How to fetch the documents where the field in array is not equal to particular value in MongoDB?

Question

Documents in database collection are in below format

{
  _id:1,
  a: [{b:1, c:2, d:3}, {b:2, c:3, d:4}]
},
{
  _id:2,
  a: [{b:2, c:2, d:4}, {b:3, c:5, d:4}]
},
{
  _id:3,
  a: [{b:4, c:4, d:3}, {b:5, c:3, d:2}]
}

From the above documents I need to get only the documents where 'b!=4' that means only _id=1 & _id=2 should be returned.

For this I have tried the below query but I didn't get the expected result. Instead I got all documents.

db.collectionname.find({a: {$nin: [{b: 4}]}})

Any alternate solution, please help me out.

Answer 1

you're using the wrong operator.

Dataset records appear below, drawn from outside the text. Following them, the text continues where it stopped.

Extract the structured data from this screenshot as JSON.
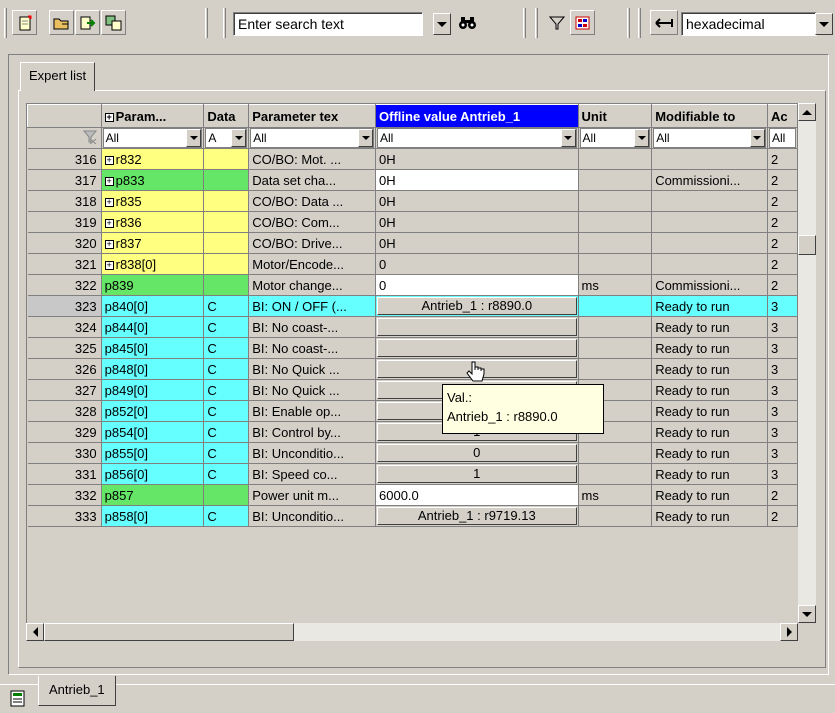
{
  "toolbar": {
    "search_text": "Enter search text",
    "display_mode": "hexadecimal"
  },
  "tabs": {
    "expert_list": "Expert list",
    "drive": "Antrieb_1"
  },
  "columns": [
    {
      "label": "Param...",
      "has_plus": true
    },
    {
      "label": "Data"
    },
    {
      "label": "Parameter tex"
    },
    {
      "label": "Offline value Antrieb_1"
    },
    {
      "label": "Unit"
    },
    {
      "label": "Modifiable to"
    },
    {
      "label": "Ac"
    }
  ],
  "filters": [
    "All",
    "A",
    "All",
    "All",
    "All",
    "All",
    "All"
  ],
  "rows": [
    {
      "num": "316",
      "param": "r832",
      "color": "y",
      "plus": true,
      "data": "",
      "text": "CO/BO: Mot. ...",
      "value": "0H",
      "vstyle": "gr",
      "unit": "",
      "modifiable": "",
      "ac": "2"
    },
    {
      "num": "317",
      "param": "p833",
      "color": "g",
      "plus": true,
      "data": "",
      "text": "Data set cha...",
      "value": "0H",
      "vstyle": "w",
      "unit": "",
      "modifiable": "Commissioni...",
      "ac": "2"
    },
    {
      "num": "318",
      "param": "r835",
      "color": "y",
      "plus": true,
      "data": "",
      "text": "CO/BO: Data ...",
      "value": "0H",
      "vstyle": "gr",
      "unit": "",
      "modifiable": "",
      "ac": "2"
    },
    {
      "num": "319",
      "param": "r836",
      "color": "y",
      "plus": true,
      "data": "",
      "text": "CO/BO: Com...",
      "value": "0H",
      "vstyle": "gr",
      "unit": "",
      "modifiable": "",
      "ac": "2"
    },
    {
      "num": "320",
      "param": "r837",
      "color": "y",
      "plus": true,
      "data": "",
      "text": "CO/BO: Drive...",
      "value": "0H",
      "vstyle": "gr",
      "unit": "",
      "modifiable": "",
      "ac": "2"
    },
    {
      "num": "321",
      "param": "r838[0]",
      "color": "y",
      "plus": true,
      "data": "",
      "text": "Motor/Encode...",
      "value": "0",
      "vstyle": "gr",
      "unit": "",
      "modifiable": "",
      "ac": "2"
    },
    {
      "num": "322",
      "param": "p839",
      "color": "g",
      "plus": false,
      "data": "",
      "text": "Motor change...",
      "value": "0",
      "vstyle": "w",
      "unit": "ms",
      "modifiable": "Commissioni...",
      "ac": "2"
    },
    {
      "num": "323",
      "param": "p840[0]",
      "color": "c",
      "plus": false,
      "data": "C",
      "text": "BI: ON / OFF (...",
      "value": "Antrieb_1 : r8890.0",
      "vstyle": "btn",
      "unit": "",
      "modifiable": "Ready to run",
      "ac": "3",
      "selected": true
    },
    {
      "num": "324",
      "param": "p844[0]",
      "color": "c",
      "plus": false,
      "data": "C",
      "text": "BI: No coast-...",
      "value": "",
      "vstyle": "btn",
      "unit": "",
      "modifiable": "Ready to run",
      "ac": "3"
    },
    {
      "num": "325",
      "param": "p845[0]",
      "color": "c",
      "plus": false,
      "data": "C",
      "text": "BI: No coast-...",
      "value": "",
      "vstyle": "btn",
      "unit": "",
      "modifiable": "Ready to run",
      "ac": "3"
    },
    {
      "num": "326",
      "param": "p848[0]",
      "color": "c",
      "plus": false,
      "data": "C",
      "text": "BI: No Quick ...",
      "value": "",
      "vstyle": "btn",
      "unit": "",
      "modifiable": "Ready to run",
      "ac": "3"
    },
    {
      "num": "327",
      "param": "p849[0]",
      "color": "c",
      "plus": false,
      "data": "C",
      "text": "BI: No Quick ...",
      "value": "1",
      "vstyle": "btn",
      "unit": "",
      "modifiable": "Ready to run",
      "ac": "3"
    },
    {
      "num": "328",
      "param": "p852[0]",
      "color": "c",
      "plus": false,
      "data": "C",
      "text": "BI: Enable op...",
      "value": "1",
      "vstyle": "btn",
      "unit": "",
      "modifiable": "Ready to run",
      "ac": "3"
    },
    {
      "num": "329",
      "param": "p854[0]",
      "color": "c",
      "plus": false,
      "data": "C",
      "text": "BI: Control by...",
      "value": "1",
      "vstyle": "btn",
      "unit": "",
      "modifiable": "Ready to run",
      "ac": "3"
    },
    {
      "num": "330",
      "param": "p855[0]",
      "color": "c",
      "plus": false,
      "data": "C",
      "text": "BI: Unconditio...",
      "value": "0",
      "vstyle": "btn",
      "unit": "",
      "modifiable": "Ready to run",
      "ac": "3"
    },
    {
      "num": "331",
      "param": "p856[0]",
      "color": "c",
      "plus": false,
      "data": "C",
      "text": "BI: Speed co...",
      "value": "1",
      "vstyle": "btn",
      "unit": "",
      "modifiable": "Ready to run",
      "ac": "3"
    },
    {
      "num": "332",
      "param": "p857",
      "color": "g",
      "plus": false,
      "data": "",
      "text": "Power unit m...",
      "value": "6000.0",
      "vstyle": "w",
      "unit": "ms",
      "modifiable": "Ready to run",
      "ac": "2"
    },
    {
      "num": "333",
      "param": "p858[0]",
      "color": "c",
      "plus": false,
      "data": "C",
      "text": "BI: Unconditio...",
      "value": "Antrieb_1 : r9719.13",
      "vstyle": "btn",
      "unit": "",
      "modifiable": "Ready to run",
      "ac": "2"
    }
  ],
  "tooltip": {
    "line1": "Val.:",
    "line2": "Antrieb_1 : r8890.0"
  },
  "colors": {
    "yellow": "#ffff80",
    "green": "#66e666",
    "cyan": "#66ffff",
    "selected_header": "#0000ff"
  }
}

You should use $ne instead of **$nin**.

From mongodb documentation:

$nin selects the documents where:

• the field value is not in the specified array or
• the field does not exist.

so the query

db.collectionname.find({a: {$nin: [{b: 4}]}})

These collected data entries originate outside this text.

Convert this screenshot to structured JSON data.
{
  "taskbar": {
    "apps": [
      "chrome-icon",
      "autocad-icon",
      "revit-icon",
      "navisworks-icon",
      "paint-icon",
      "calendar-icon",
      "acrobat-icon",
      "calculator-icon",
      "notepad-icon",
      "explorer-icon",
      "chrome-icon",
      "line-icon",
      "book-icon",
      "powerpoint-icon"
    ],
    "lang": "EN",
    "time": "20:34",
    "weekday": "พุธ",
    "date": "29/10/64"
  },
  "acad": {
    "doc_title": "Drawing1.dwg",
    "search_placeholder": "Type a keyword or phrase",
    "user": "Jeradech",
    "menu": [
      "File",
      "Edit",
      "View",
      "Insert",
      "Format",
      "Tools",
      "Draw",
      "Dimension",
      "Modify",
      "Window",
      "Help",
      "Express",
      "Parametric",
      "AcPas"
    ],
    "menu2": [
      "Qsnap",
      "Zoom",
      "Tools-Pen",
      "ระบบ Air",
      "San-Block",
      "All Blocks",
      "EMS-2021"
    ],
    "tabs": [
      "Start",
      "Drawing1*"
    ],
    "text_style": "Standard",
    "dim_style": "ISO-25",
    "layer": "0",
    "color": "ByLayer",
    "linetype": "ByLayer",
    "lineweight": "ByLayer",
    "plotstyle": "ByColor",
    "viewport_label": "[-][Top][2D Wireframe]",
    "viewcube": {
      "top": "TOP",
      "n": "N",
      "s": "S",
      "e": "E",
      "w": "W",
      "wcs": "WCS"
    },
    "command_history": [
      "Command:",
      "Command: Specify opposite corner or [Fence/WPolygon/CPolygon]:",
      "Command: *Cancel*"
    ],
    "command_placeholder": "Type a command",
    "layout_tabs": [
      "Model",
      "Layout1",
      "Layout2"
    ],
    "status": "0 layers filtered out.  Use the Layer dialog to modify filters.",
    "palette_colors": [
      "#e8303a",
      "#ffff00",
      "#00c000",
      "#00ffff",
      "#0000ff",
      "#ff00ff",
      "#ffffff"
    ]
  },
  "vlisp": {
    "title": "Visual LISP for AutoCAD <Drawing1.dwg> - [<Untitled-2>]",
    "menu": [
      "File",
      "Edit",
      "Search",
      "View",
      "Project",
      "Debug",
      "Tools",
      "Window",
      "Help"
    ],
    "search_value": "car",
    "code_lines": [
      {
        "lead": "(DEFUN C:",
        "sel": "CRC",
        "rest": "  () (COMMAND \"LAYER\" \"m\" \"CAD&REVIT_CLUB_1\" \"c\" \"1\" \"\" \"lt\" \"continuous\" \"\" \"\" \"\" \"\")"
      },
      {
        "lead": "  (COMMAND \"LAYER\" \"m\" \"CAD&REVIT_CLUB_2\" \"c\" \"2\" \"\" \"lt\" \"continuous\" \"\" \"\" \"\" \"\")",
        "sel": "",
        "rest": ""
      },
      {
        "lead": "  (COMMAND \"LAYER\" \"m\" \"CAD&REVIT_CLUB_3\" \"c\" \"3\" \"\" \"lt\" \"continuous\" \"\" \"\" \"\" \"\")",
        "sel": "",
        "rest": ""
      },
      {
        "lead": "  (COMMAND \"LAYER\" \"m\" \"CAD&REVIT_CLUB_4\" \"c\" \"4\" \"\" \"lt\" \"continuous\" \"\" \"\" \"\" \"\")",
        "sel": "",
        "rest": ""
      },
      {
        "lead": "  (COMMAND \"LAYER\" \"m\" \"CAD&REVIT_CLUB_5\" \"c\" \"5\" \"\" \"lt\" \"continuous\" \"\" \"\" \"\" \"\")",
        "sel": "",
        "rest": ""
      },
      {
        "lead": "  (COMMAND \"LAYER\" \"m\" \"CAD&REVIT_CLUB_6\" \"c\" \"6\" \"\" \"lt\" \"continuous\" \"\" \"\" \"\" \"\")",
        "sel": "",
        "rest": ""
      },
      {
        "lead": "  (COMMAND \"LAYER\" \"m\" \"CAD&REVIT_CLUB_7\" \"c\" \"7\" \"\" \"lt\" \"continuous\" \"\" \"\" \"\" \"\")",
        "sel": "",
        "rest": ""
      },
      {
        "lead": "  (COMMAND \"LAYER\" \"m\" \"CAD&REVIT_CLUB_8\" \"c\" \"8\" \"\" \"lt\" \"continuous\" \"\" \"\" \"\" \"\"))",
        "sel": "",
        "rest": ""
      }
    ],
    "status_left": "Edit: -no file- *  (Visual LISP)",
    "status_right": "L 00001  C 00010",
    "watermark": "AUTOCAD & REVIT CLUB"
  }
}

will look for document with array a not containing this exact document: {b: 4} . Here the 3 documents match because inner documents has b and c keys, wheras {b: 4} hasn't.

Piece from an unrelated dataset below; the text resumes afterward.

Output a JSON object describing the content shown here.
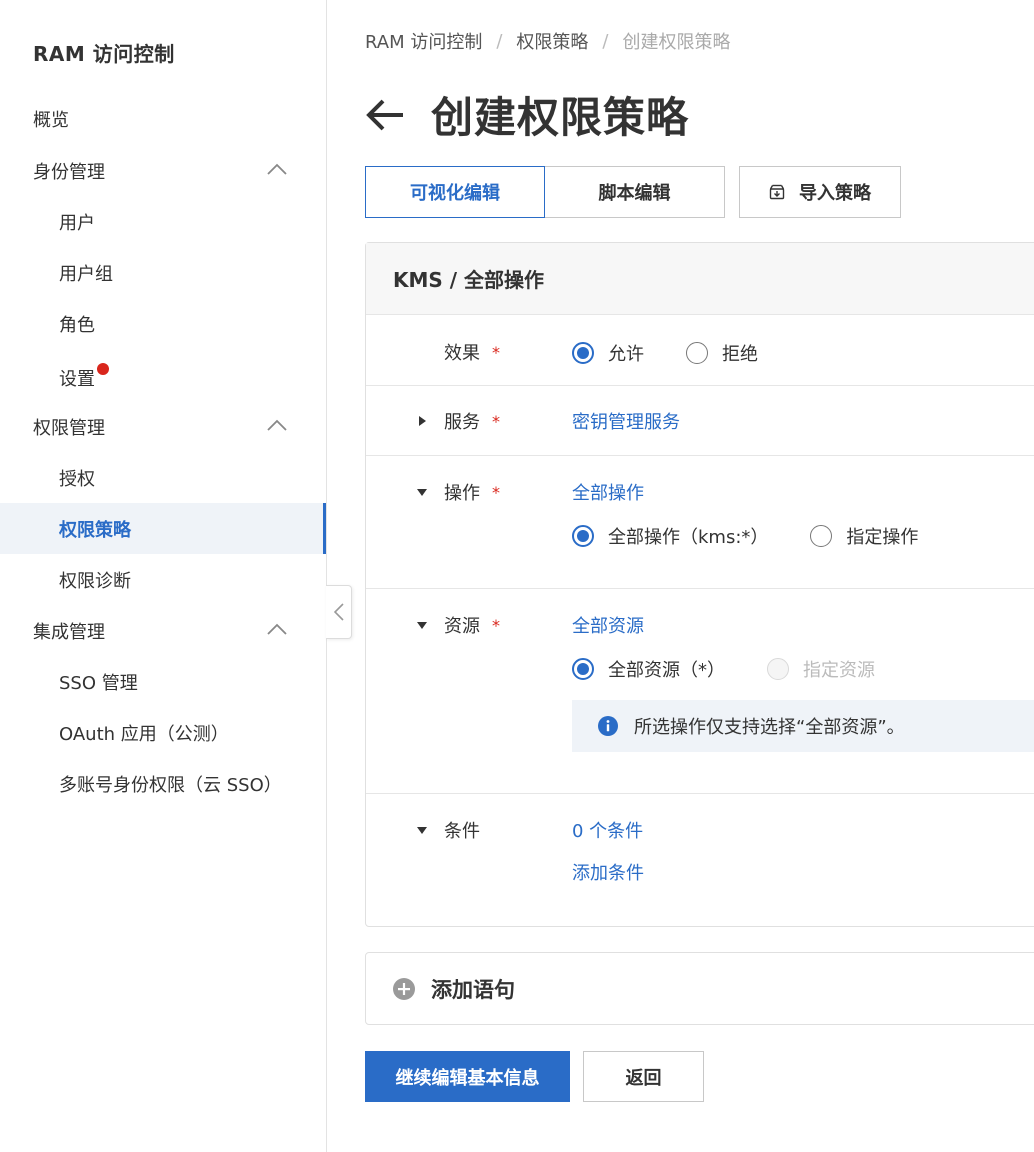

For a single field check, you should use $ne

The correct query is

db.collectionname.find({"a.b": {$ne: 4}})

This returns:

{ "_id" : 1, "a" : [ { "b" : 1, "c" : 2, "d" : 3 }, { "b" : 2, "c" : 3, "d" : 4 } ] }
{ "_id" : 2, "a" : [ { "b" : 2, "c" : 2, "d" : 4 }, { "b" : 3, "c" : 5, "d" : 4 } ] }